Tahran'ın, ABD Başkanı Donald Trump'ın tehditlerine ilişkin nasıl bir cevap vereceği sorusuna da Arakçi, şu yanıtı verdi:

"İran hiçbir yanlış yapmadı. Neden İran'a saldırılmalı, bunu anlamıyoruz. Yanlış ve hatalı bir suçlamadan dolayı, İran'ın nükleer silah arayışında olduğuyla ilgili bir haksız suçlamadan dolayı neden İran bedel ödüyor? Biz, 20 yıldır bu barışçıl programımızın barışçıl olduğunu göstermeye, barışçıl kalacağını göstermeye çalışıyoruz. Çok uzun bir süre P5 + 1 platformunda bu müzakereyi sürdürdük. Bir anlaşma yaptık ve bu anlaşma bütün dünyanın bir diplomasi başarısı olarak kutladığı bir anlaşmaydı. Daha sonra bu anlaşmadan çekilen yine Amerikan tarafı oldu. Tekrar müeyyideleri uyguladılar ve tekrar tehdit etmeye başladılar. Birden bire bize saldırmaya karar verdiler. Şimdi de bizi daha fazla saldırıyla tehdit ediyorlar. Dolayısıyla bu İran'a kalmış bir şey değil. Uluslararası toplumun bunu kınaması, bunu önlemesi gerekiyor. Aksi takdirde uluslararası hukukun ve dünyanın güvenliği ile ilgili olarak söylenecek bir şey kalmaz."

"Yarın sabah Rusya Federasyonu Başkanı ile görüşeceğim"

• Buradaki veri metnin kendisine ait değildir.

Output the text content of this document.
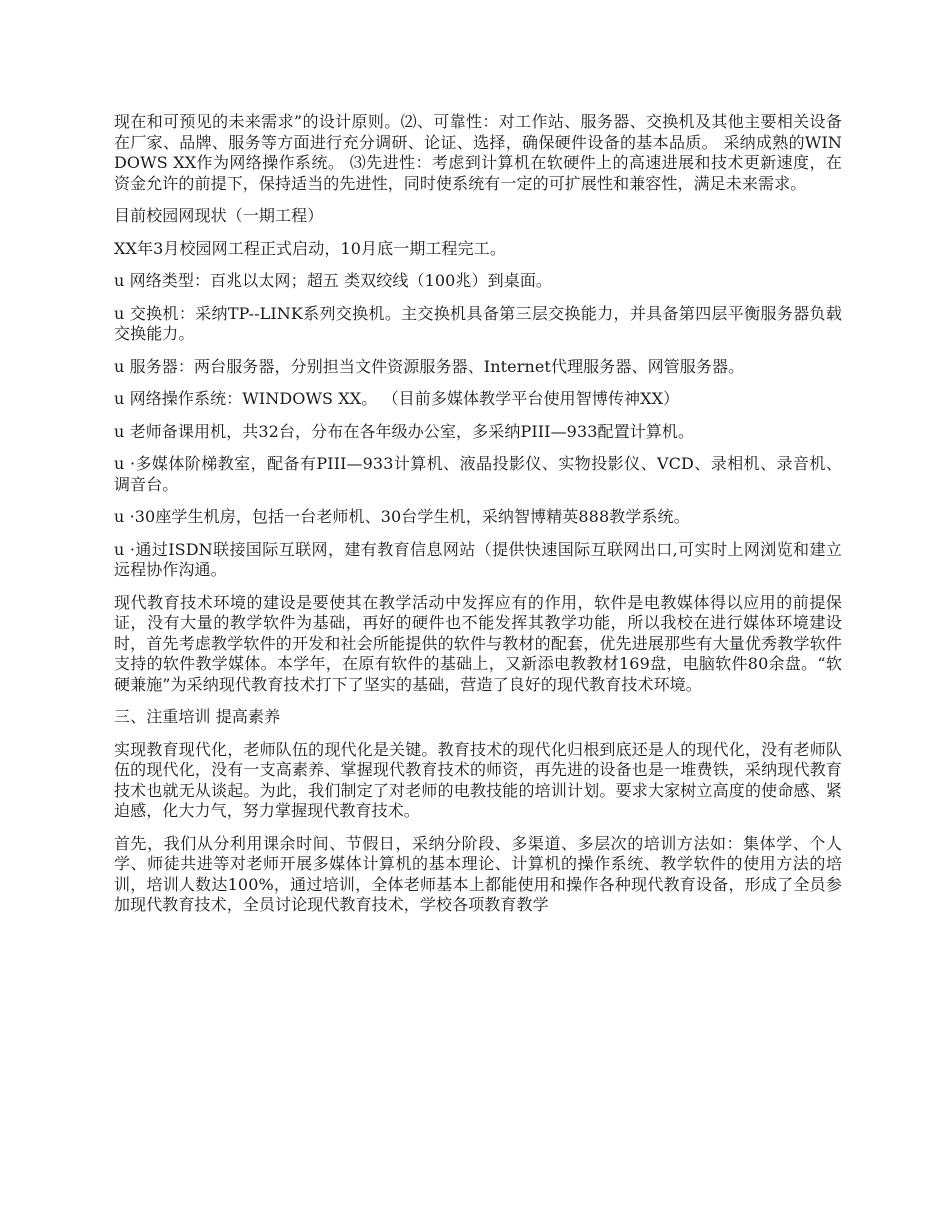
现在和可预见的未来需求”的设计原则。⑵、可靠性：对工作站、服务器、交换机及其他主要相关设备在厂家、品牌、服务等方面进行充分调研、论证、选择，确保硬件设备的基本品质。 采纳成熟的WINDOWS XX作为网络操作系统。 ⑶先进性：考虑到计算机在软硬件上的高速进展和技术更新速度，在资金允许的前提下，保持适当的先进性，同时使系统有一定的可扩展性和兼容性，满足未来需求。

目前校园网现状（一期工程）

XX年3月校园网工程正式启动，10月底一期工程完工。

u 网络类型：百兆以太网；超五 类双绞线（100兆）到桌面。

u 交换机：采纳TP--LINK系列交换机。主交换机具备第三层交换能力，并具备第四层平衡服务器负载交换能力。

u 服务器：两台服务器，分别担当文件资源服务器、Internet代理服务器、网管服务器。

u 网络操作系统：WINDOWS XX。 （目前多媒体教学平台使用智博传神XX）

u 老师备课用机，共32台，分布在各年级办公室，多采纳PIII—933配置计算机。

u ·多媒体阶梯教室，配备有PIII—933计算机、液晶投影仪、实物投影仪、VCD、录相机、录音机、调音台。

u ·30座学生机房，包括一台老师机、30台学生机，采纳智博精英888教学系统。

u ·通过ISDN联接国际互联网，建有教育信息网站（提供快速国际互联网出口,可实时上网浏览和建立远程协作沟通。

现代教育技术环境的建设是要使其在教学活动中发挥应有的作用，软件是电教媒体得以应用的前提保证，没有大量的教学软件为基础，再好的硬件也不能发挥其教学功能，所以我校在进行媒体环境建设时，首先考虑教学软件的开发和社会所能提供的软件与教材的配套，优先进展那些有大量优秀教学软件支持的软件教学媒体。本学年，在原有软件的基础上，又新添电教教材169盘，电脑软件80余盘。“软硬兼施”为采纳现代教育技术打下了坚实的基础，营造了良好的现代教育技术环境。

三、注重培训 提高素养

实现教育现代化，老师队伍的现代化是关键。教育技术的现代化归根到底还是人的现代化，没有老师队伍的现代化，没有一支高素养、掌握现代教育技术的师资，再先进的设备也是一堆费铁，采纳现代教育技术也就无从谈起。为此，我们制定了对老师的电教技能的培训计划。要求大家树立高度的使命感、紧迫感，化大力气，努力掌握现代教育技术。

首先，我们从分利用课余时间、节假日，采纳分阶段、多渠道、多层次的培训方法如：集体学、个人学、师徒共进等对老师开展多媒体计算机的基本理论、计算机的操作系统、教学软件的使用方法的培训，培训人数达100%，通过培训，全体老师基本上都能使用和操作各种现代教育设备，形成了全员参加现代教育技术，全员讨论现代教育技术，学校各项教育教学
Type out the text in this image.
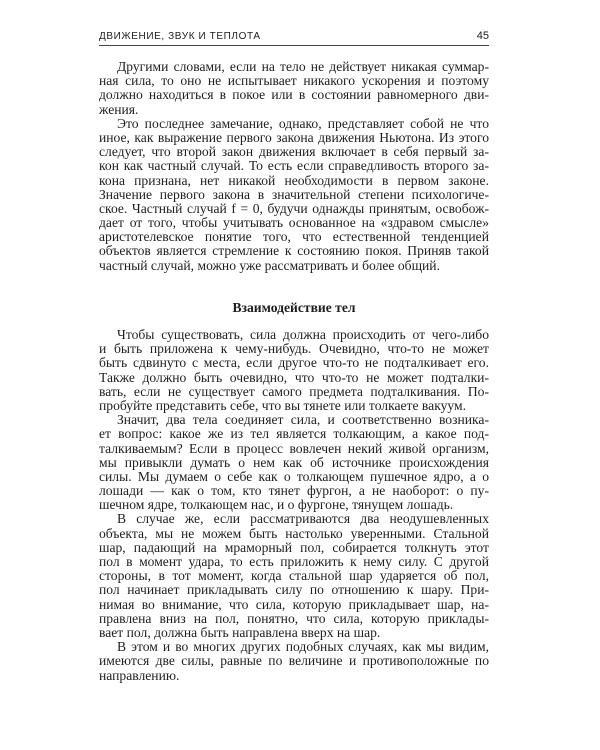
ДВИЖЕНИЕ, ЗВУК И ТЕПЛОТА	45
Другими словами, если на тело не действует никакая суммар-
ная сила, то оно не испытывает никакого ускорения и поэтому
должно находиться в покое или в состоянии равномерного дви-
жения.
Это последнее замечание, однако, представляет собой не что
иное, как выражение первого закона движения Ньютона. Из этого
следует, что второй закон движения включает в себя первый за-
кон как частный случай. То есть если справедливость второго за-
кона признана, нет никакой необходимости в первом законе.
Значение первого закона в значительной степени психологиче-
ское. Частный случай f = 0, будучи однажды принятым, освобож-
дает от того, чтобы учитывать основанное на «здравом смысле»
аристотелевское понятие того, что естественной тенденцией
объектов является стремление к состоянию покоя. Приняв такой
частный случай, можно уже рассматривать и более общий.
Взаимодействие тел
Чтобы существовать, сила должна происходить от чего-либо
и быть приложена к чему-нибудь. Очевидно, что-то не может
быть сдвинуто с места, если другое что-то не подталкивает его.
Также должно быть очевидно, что что-то не может подталки-
вать, если не существует самого предмета подталкивания. По-
пробуйте представить себе, что вы тянете или толкаете вакуум.
Значит, два тела соединяет сила, и соответственно возника-
ет вопрос: какое же из тел является толкающим, а какое под-
талкиваемым? Если в процесс вовлечен некий живой организм,
мы привыкли думать о нем как об источнике происхождения
силы. Мы думаем о себе как о толкающем пушечное ядро, а о
лошади — как о том, кто тянет фургон, а не наоборот: о пу-
шечном ядре, толкающем нас, и о фургоне, тянущем лошадь.
В случае же, если рассматриваются два неодушевленных
объекта, мы не можем быть настолько уверенными. Стальной
шар, падающий на мраморный пол, собирается толкнуть этот
пол в момент удара, то есть приложить к нему силу. С другой
стороны, в тот момент, когда стальной шар ударяется об пол,
пол начинает прикладывать силу по отношению к шару. При-
нимая во внимание, что сила, которую прикладывает шар, на-
правлена вниз на пол, понятно, что сила, которую приклады-
вает пол, должна быть направлена вверх на шар.
В этом и во многих других подобных случаях, как мы видим,
имеются две силы, равные по величине и противоположные по
направлению.
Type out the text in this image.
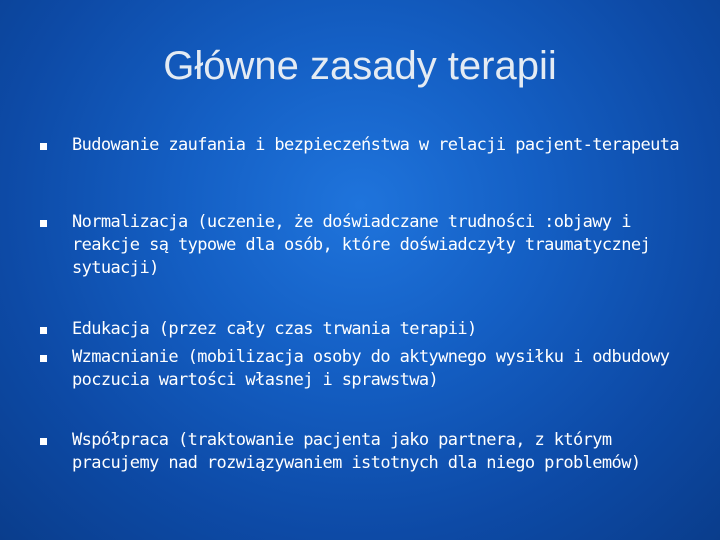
Główne zasady terapii
Budowanie zaufania i bezpieczeństwa w relacji pacjent-terapeuta
Normalizacja (uczenie, że doświadczane trudności :objawy i reakcje są typowe dla osób, które doświadczyły traumatycznej sytuacji)
Edukacja (przez cały czas trwania terapii)
Wzmacnianie (mobilizacja osoby do aktywnego wysiłku i odbudowy poczucia wartości własnej i sprawstwa)
Współpraca (traktowanie pacjenta jako partnera, z którym pracujemy nad rozwiązywaniem istotnych dla niego problemów)
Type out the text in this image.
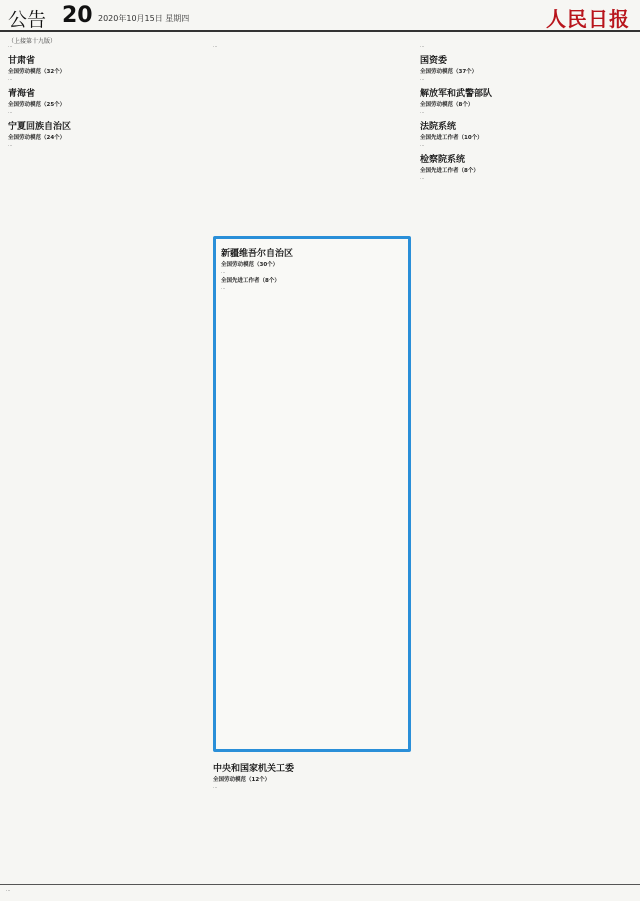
公告 20 2020年10月15日 星期四	人民日报
（上接第十九版）
…
甘肃省
全国劳动模范（32个）
…
青海省
全国劳动模范（25个）
…
宁夏回族自治区
全国劳动模范（24个）
…
…
新疆维吾尔自治区
全国劳动模范（30个）
…
全国先进工作者（8个）
…
中央和国家机关工委
全国劳动模范（12个）
…
…
国资委
全国劳动模范（37个）
…
解放军和武警部队
全国劳动模范（8个）
…
法院系统
全国先进工作者（10个）
…
检察院系统
全国先进工作者（8个）
…
…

İran Dışişleri Bakanı Abbas Arakçi, Rusya ile olan ilişkilere ilişkin bir soruya karşılık da şunları söyledi:

"Bu öğleden sonra Moskova'ya gidiyorum ve yarın sabah Başkan Putin'le bir toplantım olacak. Rusya Federasyonu İran'ın dostudur. Ve Stratejik bir ortaklık var iki ülke arasında. Her zaman birbirimize danışıyoruz, pozisyonlarımızı koordine ediyoruz. Rusya Federasyonu JCPOA'nın katılımcısı. Dolayısıyla her zaman bu nükleer müzakerelerin bir tarafı oldular. Hatta geçmişte son 2-3 aydır Amerika Birleşik Devletleri'yle müzakere ederken her zaman Rus dostlarımıza da bu konuda en son gelişmeleri aktardık, bilgi paylaştık. Herhangi bir ilerleme olup olmadığını onlarla paylaştık. Evet tabii ki son derece ciddi bir görüşme yapacağım. Yarın sabah Rusya Federasyonu Başkanı ile görüşeceğim ve birlikte çalışmaya devam edeceğiz. Rusya Federasyonu aynı zamanda bir Güvenlik Konseyi'nin daimi üyesi ve bildiğimiz gibi Çin ile birlikte Güvenlik Konseyi'ne bir karar taslağı hazırlığı yapıyorlar."